Green and Golden Bell bred back from the brink
By KAT MULLARD
WHEN Kermit the Frog said 'it's not easy being green', he didn't have someone like Peter Johnson by his side.
Mr Johnson, a self-proclaimed frog enthusiast, has been breeding a highly endangered species of frog, called the Green and Golden Bell, and will soon release them back into their natural habitat.
"Last year we released 5000 of the Green and Golden Bell tadpoles and this year we have had reported sightings of the adult frogs from the National Parks and Wildlife Service. Before their release last year they hadn't been seen in the area for 10 to 15 years.
"Now we are about to top up the population by releasing 5000 more," he said.
The frogs are bred in Coffs Harbour by Mr Johnson under a NPWS-approved program, and then flown to a release site in Pambula, on the South Coast of New South Wales.
Mr Johnson said his inspiration to breed the frogs came about 25 years ago when he was living in Pambula and started to notice the disappearance of the frogs in the wild.
When he moved to Coffs Harbour four years ago, his frogs came with him.

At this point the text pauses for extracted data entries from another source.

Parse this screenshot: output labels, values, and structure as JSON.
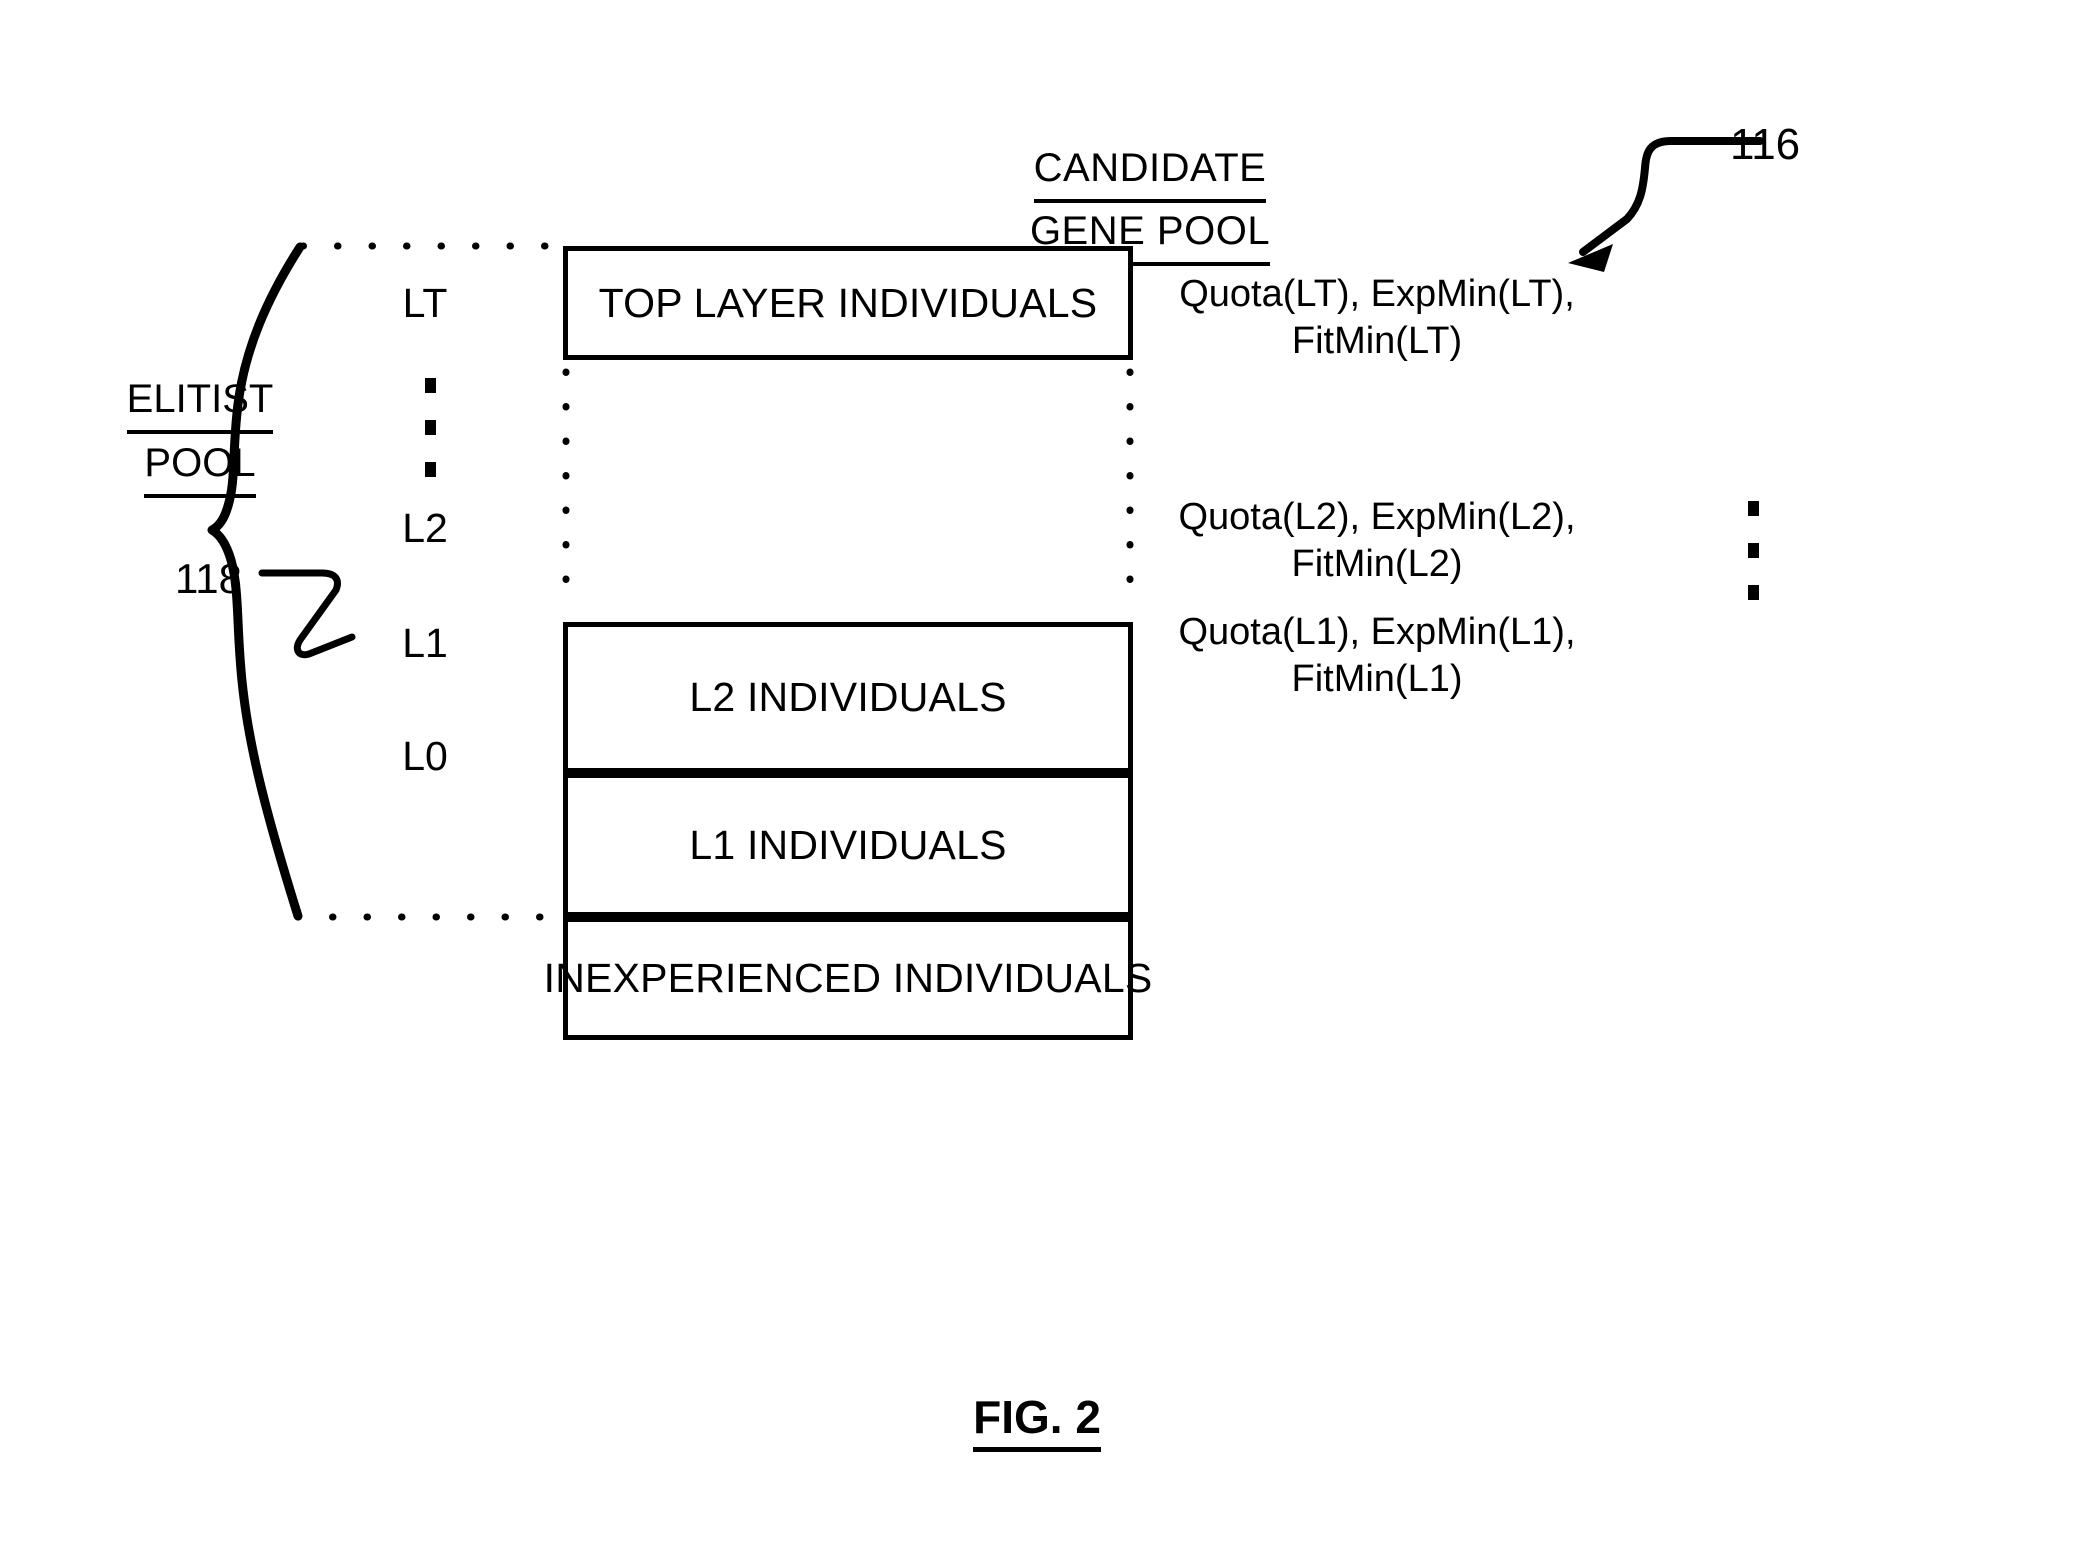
{
  "figure": {
    "caption": "FIG. 2",
    "title_lines": [
      "CANDIDATE",
      "GENE  POOL"
    ],
    "elitist_label_lines": [
      "ELITIST",
      "POOL"
    ],
    "reference_numerals": {
      "gene_pool": "116",
      "elitist_pool": "118"
    },
    "vertical_ellipsis": "⋮"
  },
  "layers": [
    {
      "name": "LT",
      "box_text": "TOP LAYER INDIVIDUALS",
      "annotation_lines": [
        "Quota(LT), ExpMin(LT),",
        "FitMin(LT)"
      ]
    },
    {
      "name": "L2",
      "box_text": "L2 INDIVIDUALS",
      "annotation_lines": [
        "Quota(L2), ExpMin(L2),",
        "FitMin(L2)"
      ]
    },
    {
      "name": "L1",
      "box_text": "L1 INDIVIDUALS",
      "annotation_lines": [
        "Quota(L1), ExpMin(L1),",
        "FitMin(L1)"
      ]
    },
    {
      "name": "L0",
      "box_text": "INEXPERIENCED INDIVIDUALS",
      "annotation_lines": []
    }
  ],
  "colors": {
    "ink": "#000000",
    "paper": "#ffffff"
  }
}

"The Green and Golden Bell Frog was once a very common species, but they are now only found in isolated pockets. They are a pond-dwelling frog and are unusual in the fact that they sunbake from sun up to sun down.
"The decline of the species coincided with the hole in the ozone layer over south-east NSW in the early 1980s, and now they now have a chance to re-establish," he said.
Mr Johnson is looking to do similar projects in the Coffs Harbour area, and also hopes to open a frog education centre in Coffs Harbour by the end of May.
Approximately 28 species of rare and endangered Australian frogs, including the Green and Golden Bell Frog and the Giant Barred Frog, will be on display for school groups and interested people.